Büyük Hint imparatoru Akbar, bilge adamlarını toplamış, “Şimdi beni dikkatle dinleyin, size bir sorum var,” demiş. Duvara bir çizgi çizmiş, sonra, “Şimdi bu çizgiye dokunmadan bu çizgiyi küçültmenizi istiyorum,” demiş.
Bilge adamlar düşünmeye başlamışlar. İçlerinden, Birbal adındaki bilge, duvara yanaşıp, çizgiye dokunmadan, ona paralel daha büyük bir çizgi çizmiş. Yanında daha büyük bir çizgi olunca diğeri küçülmüş.
Büyük olmak isteyenler kendini büyütmelidir. Bunu herkes bilir bilmesine de kendini büyütmek öyle kolay değil ki!
Peki, ‘Benim kendimi büyütmek için gerekli çabayı gösterecek gücüm, iradem yok ama küçük olmaya da gönlüm razı değil,’ diyenler ne yapacak? Tabii bunun doğal bir yolu yok. Öyleyse doğal olmayan yollara başvurmak icap ediyor. Kendisini büyütemeyenler, başkalarını küçültme cihetine gidiyorlar.
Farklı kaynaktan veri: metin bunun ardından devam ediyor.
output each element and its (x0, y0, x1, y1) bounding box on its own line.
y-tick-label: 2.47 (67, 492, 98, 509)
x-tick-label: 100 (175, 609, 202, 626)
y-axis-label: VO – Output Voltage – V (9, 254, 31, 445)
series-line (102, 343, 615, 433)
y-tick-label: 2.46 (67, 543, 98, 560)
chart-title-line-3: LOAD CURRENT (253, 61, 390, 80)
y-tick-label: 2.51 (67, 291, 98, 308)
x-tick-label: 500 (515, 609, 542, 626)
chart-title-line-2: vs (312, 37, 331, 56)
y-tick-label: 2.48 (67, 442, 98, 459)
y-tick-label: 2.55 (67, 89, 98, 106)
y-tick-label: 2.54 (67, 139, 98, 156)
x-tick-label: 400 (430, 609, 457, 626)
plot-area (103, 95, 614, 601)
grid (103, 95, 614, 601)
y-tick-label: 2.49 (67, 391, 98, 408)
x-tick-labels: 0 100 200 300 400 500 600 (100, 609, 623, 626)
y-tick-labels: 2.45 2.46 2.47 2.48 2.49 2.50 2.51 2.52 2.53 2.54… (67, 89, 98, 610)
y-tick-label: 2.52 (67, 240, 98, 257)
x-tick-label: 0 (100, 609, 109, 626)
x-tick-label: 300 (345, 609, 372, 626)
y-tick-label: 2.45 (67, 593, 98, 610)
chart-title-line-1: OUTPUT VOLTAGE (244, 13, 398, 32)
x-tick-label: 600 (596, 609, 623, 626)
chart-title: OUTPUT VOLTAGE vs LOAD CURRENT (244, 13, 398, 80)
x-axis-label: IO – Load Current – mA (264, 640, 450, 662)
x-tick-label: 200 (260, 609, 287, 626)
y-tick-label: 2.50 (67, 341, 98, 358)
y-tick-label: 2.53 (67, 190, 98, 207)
Başkalarını küçültmek için, hikayedeki bilge Birbal’ın kullandığı yöntemi farklı biçimde kullanıyorlar. Şöyle ki; Birlbal, siz büyürseniz diğerleri küçülür, dünya küçülür, demeye getiriyor, bunlar, diğerleri küçülürse siz büyürseniz, diyorlar.
Başkalarını küçülmenin en kestirme yolu, dedikodu. Birisi bir yanlış yapıyor veya başına bir şey geliyor, onu tanıyanlara gün doğuyor. Onun eksiklerinin dedikodusunu yaparak, onu küçültüyor, dolayısıyla kendini büyütüyorlar. O yüzden dedikodu tadından yenilmiyor.
Kendini büyütememek içler acısı bir durum. Bu duruma çare aramak yerine, başkalarını küçülterek kendini büyümeye çalışmak tam bir acizlik. Bu insanlar, acizliklerini çarpık bir şekilde telafi etmeye çalışıyorlar. Bu şekilde idare ederken, bir süre sonra acizliklerini tamamen unutup, çok cevval olduklarını sanıyorlar. Neticede bu kendini bilmezler, karşımıza; lümpen, trafik canavarı, şehir magandası, kifayetsiz muhteris, gösteriş budalası olarak çıkıyorlar.
Kendini çok cevval sanan bu kendini bilmezler, fütursuzca kim daha büyük yarışmasına giriyorlar. Bugün ‘sen ben davası,’ diye adlandırılan mesele bundan ibarettir. ‘Sen ben davası güden insanın tek derdi, altta kalmamak. Bunların etraflıca düşünüp, doğruyu, makulü, mantıklıyı bulmak gibi bir talebi yoktur. Bunlar, ‘Ben altta kalacağıma dünya yıkılsın umurumda değil,’ diyen insanlardır.
Kendini büyütebilenler, asla ‘Kim daha büyük,’ yarışmasına girmezler. Onlar sessizce daha da büyümenin yollarını ararlar. Bu yüzden insanlığın şucu, bucu nesiller yerine, kendini geliştirici nesillere ihtiyacı var.